On Saturday, at the end of a concert in London, Beyoncé and Jay-Z surprised the crowd with a new album and a new music video for its lead single, which finds the couple behaving regally around the Louvre. The video for “Apeshit,” directed by Ricky Saiz, marks the Carters’ return to the Parisian museum, where they famously posed in front of the Mona Lisa back in 2014.
Beyoncé and Jay-Z in front of Leonardo da Vinci’s Mona Lisa in the video for “Apeshit”
While Leonardo’s alluring painting is, unsurprisingly, the music video’s star artistic attraction, many major works from the Louvre collection play supporting roles, from other masterpieces of European art including Jacques-Louis David’s monumental “The Coronation of Napoleon” (1807) and Théodore Géricault’s “The Raft of the Medusa” (1818–19), to antiquities including the Venus de Milo (101 BCE), the Winged Victory of Samothrace (190 BCE), and the Great Sphinx of Tanis (c. 2600 BCE). Slightly less iconic works also make appearances, most notably “Portrait of a Black Woman” (1800) by Marie-Guillemine Benoist and Rosso Fiorentino’s “Pietà” (1540). Even I.M. Pei’s Louvre Pyramid gets screen time in some of the video’s only exterior shots.
Beyoncé and her dancers in front of Jacques-Louis David’s “Coronation of Napoleon”
Beyoncé and Jay-Z in front of the Winged Victory of Samothrace
The artworks in “Apeshit” often have thematic resonances with the lyrics with which they’re juxtaposed, or visually echo the dance movements performed in front of them, but the video’s real thematic anchor is the Louvre itself. The former royal palace is the perfect setting for the debut music video by pop music’s royal couple as an official duo, “The Carters.” Not only does the video’s setting enshrine them in the glowing aura of European monarchy (further underlined by “The Coronation of Napoleon”), it also works in a contemporary context. After all, who but Beyoncé and Jay-Z could secure exclusive access to the busiest museum in the world to shoot a music video? Here, Beyoncé and Jay-Z are flaunting the Louvre as a kind of supreme status symbol.

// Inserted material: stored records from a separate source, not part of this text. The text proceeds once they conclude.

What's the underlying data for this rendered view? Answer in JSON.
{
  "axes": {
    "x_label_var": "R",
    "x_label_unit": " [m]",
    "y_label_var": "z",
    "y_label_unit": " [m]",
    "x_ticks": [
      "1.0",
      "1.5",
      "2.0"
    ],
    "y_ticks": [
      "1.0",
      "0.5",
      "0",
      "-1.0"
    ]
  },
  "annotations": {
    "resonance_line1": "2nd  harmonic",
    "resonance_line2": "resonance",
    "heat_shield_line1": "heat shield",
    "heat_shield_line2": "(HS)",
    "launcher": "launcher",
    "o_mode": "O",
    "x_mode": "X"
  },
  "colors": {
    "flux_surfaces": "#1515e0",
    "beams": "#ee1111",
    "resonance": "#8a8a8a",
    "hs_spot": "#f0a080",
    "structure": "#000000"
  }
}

Jay-Z contemplates Théodore Géricault’s “The Raft of the Medusa”
Beyoncé and Jay-Z in front of the Great Sphinx of Tanis
But the video also represents something of a missed opportunity. Rather than familiar examples of European painting and Greco-Roman statuary, why not pose more difficult questions about what’s in the coffers of European museums? The shots of Benoist’s “Portrait of a Black Woman” and those in which the couple flanks the Great Sphinx of Tanis begin to hint at such issues, but more could have done in this vein. How much more compelling and challenging would it have been to see shots of Beyoncé and Jay-Z in the Pavillon des Sessions, where the Louvre lumps together artifacts from Africa, Asia, the Americas, and Oceania? Or amid the Assyrian reliefs in its Department of Near Eastern Antiquities at a time when the Assyrian artistic heritage continues to be threatened in Iraq and Syria? It’s indisputably striking (and amazing) to see Beyoncé at the center of a line of dancers moving in perfect synchronicity beneath David’s “Coronation of Napoleon,” but it also seems like a pretty obvious pick. Given free reign of the Louvre, you’d hope the Carters would have had more adventurous taste.